As I sat down they turned off their TV (as people do).
Freddie was friendly but restless whilst doing some quite determined nudging and nosing for attention before sitting and scratching and chewing himself. The vet wants to investigate further but for now he is on anti-histamine tablets.
After about twenty minutes he settled down, to stretch out peacefully on the floor.
The daughter, on her way out, popped her head round the door and remarked how calm Freddie was. This is quite unusual in the evening.
The five-year-old Border Collie was picked up as a stray in Ireland three years ago and thanks to the care of his loving owners he has fitted into their life really well. He is friendly and gentle, gets on really well with their two cats and is great with other dogs.
Freddie’s two problems are that he is very reactive to animals on TV and he is scared of bangs. He hates the wind because it makes things clatter about. On walks he frequently bolts on hearing a gunshot or bird-scarer. He is a shaking mess with fireworks. Indoors he will suddenly begin to spook at something he has heard outside, inaudible to the humans.
In order that I could see how he was with animals on TV, I asked them to turn it on. Although there were no animals yet, within a couple of minutes he was no longer lying stretched out and relaxed. He was becoming increasingly agitated and beginning to chew himself. Then he looked at the TV, saw an animal, crouched, growled and then launched himself at it.

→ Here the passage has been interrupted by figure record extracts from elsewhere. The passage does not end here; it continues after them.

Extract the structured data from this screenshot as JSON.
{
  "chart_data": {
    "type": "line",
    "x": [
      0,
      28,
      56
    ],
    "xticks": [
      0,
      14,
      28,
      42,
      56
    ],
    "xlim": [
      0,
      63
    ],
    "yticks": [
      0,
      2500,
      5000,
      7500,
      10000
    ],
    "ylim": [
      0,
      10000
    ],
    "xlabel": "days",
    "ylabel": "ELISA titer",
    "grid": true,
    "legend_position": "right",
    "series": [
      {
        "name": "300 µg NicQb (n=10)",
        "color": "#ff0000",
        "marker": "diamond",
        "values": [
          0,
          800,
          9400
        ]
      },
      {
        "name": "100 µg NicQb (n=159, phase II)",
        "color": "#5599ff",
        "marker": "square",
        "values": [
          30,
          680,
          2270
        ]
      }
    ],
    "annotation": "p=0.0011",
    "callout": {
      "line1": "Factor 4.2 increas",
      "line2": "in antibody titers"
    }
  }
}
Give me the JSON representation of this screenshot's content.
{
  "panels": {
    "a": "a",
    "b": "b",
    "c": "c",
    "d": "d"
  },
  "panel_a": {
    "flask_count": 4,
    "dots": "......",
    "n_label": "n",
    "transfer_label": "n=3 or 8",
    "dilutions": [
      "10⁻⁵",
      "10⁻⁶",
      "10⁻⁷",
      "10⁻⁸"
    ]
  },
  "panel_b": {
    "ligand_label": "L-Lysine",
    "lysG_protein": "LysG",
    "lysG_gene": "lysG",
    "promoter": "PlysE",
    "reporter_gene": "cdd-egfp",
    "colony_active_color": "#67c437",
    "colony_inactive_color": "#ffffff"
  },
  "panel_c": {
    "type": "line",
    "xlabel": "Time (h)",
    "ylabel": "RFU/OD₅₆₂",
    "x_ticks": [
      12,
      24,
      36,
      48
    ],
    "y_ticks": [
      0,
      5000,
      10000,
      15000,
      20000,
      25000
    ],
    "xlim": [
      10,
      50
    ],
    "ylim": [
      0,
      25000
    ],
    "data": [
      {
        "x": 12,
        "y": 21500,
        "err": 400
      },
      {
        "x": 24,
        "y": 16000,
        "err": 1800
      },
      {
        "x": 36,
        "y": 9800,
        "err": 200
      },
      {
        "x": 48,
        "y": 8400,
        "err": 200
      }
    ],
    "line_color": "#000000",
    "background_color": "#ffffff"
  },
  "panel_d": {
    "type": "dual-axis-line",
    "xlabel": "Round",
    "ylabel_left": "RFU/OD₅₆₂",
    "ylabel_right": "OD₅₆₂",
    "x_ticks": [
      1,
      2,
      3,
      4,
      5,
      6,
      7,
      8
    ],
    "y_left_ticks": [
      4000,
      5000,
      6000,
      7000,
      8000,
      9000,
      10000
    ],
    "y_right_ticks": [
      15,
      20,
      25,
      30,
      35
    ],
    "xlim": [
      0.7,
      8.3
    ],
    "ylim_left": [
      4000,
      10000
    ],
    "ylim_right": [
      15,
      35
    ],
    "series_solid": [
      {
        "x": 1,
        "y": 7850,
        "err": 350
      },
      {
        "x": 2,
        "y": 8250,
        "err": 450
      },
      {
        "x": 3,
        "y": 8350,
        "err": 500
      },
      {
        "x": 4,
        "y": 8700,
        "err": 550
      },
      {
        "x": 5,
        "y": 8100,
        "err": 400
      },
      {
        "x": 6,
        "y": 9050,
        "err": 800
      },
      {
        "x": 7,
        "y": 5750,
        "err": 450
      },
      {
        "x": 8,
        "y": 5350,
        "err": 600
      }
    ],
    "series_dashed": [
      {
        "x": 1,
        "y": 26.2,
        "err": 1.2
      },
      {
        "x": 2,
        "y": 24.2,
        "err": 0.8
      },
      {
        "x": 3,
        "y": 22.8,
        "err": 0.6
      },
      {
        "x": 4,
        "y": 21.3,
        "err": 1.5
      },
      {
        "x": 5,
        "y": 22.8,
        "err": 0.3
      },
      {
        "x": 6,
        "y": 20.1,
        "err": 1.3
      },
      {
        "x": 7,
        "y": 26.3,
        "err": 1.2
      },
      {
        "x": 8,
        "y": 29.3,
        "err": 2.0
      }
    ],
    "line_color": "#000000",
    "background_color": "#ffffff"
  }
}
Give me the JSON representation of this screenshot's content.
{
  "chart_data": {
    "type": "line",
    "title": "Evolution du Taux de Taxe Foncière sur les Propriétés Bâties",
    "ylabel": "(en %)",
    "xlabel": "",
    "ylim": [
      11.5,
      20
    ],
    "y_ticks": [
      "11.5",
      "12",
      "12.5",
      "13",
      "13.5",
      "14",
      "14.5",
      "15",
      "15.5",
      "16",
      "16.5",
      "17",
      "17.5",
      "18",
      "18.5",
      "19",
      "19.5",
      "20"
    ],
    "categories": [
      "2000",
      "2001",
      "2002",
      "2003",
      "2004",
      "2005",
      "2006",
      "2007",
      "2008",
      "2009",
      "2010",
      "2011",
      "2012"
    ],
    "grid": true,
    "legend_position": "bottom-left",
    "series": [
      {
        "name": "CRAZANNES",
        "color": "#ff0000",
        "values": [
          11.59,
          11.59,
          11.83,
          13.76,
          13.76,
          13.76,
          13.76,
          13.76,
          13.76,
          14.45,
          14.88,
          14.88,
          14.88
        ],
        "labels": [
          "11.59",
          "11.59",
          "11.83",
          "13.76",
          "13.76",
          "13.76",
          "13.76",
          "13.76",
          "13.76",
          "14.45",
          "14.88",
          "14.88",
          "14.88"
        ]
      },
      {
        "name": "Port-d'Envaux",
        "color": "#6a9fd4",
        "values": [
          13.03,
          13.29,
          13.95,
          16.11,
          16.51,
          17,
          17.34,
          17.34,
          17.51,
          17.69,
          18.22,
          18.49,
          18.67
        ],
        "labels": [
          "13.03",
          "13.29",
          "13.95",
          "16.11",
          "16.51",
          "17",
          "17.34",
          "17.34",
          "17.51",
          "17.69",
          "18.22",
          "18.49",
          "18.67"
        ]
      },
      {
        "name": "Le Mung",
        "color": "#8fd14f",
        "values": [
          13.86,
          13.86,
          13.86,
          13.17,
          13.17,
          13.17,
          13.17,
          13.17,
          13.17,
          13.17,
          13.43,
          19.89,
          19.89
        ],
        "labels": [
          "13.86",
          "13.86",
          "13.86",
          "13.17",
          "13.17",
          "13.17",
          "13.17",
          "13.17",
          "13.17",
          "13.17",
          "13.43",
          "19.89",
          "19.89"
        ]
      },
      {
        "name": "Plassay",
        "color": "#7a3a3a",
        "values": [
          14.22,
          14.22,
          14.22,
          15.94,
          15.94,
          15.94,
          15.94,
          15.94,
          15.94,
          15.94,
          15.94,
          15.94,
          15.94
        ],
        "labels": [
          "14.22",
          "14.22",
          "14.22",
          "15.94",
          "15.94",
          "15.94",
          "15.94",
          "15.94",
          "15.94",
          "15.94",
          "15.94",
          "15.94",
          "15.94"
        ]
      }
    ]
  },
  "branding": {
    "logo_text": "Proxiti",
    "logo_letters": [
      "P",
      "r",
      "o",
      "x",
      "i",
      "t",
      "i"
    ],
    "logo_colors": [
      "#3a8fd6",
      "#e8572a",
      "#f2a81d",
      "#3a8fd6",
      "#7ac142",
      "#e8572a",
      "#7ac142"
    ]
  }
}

They turned the TV off again.
It took another twenty minutes before he was once more lying relaxed on the floor. The couple were amazed. It was such a graphic demonstration of the amount of stress TV was causing their dog, and like many people they have it on all the time they are sitting down in the evening.
We had tried turning the volume off, but by then he had seen the animal. I believe that the mere sound of the TV tells him that at any minute these beasts may be invading his room. It is possible that high background noise of the TV that we ourselves can’t hear may also trouble him. The TV makes him feel unsafe in his own home.
What can they do? They understandably didn’t feel that watching no more TV was an option, and besides, that would never address the problem. He needs to be desensitised carefully at a level he can handle, and counter-conditioned to accepting it. He already has a crate in the room, out of sight of the TV and where he happily goes at night, so to start with they can have the TV quiet and as soon as he shows any reactivity they can call him into his crate and give him something very special to chew – something like a favourite bone that he never has at any other time.
I strongly suspect that the raw skin condition due to his constant biting and scratching will also resolve itself as his stress levels reduce. With Freddie in a generally calmer state, they should more easily be able to work on the bang problem when they are out – starting by merely sitting on a bench somewhere he is reasonably comfortable, attached to a long line so he can’t bolt, and feeding him – ready to return to the car before things get too much for him.
Avoiding things altogether will get them nowhere, but he can make no progress, not even accept food, while he feels unsafe.
They will take their time and he will learn to trust them to keep him safe.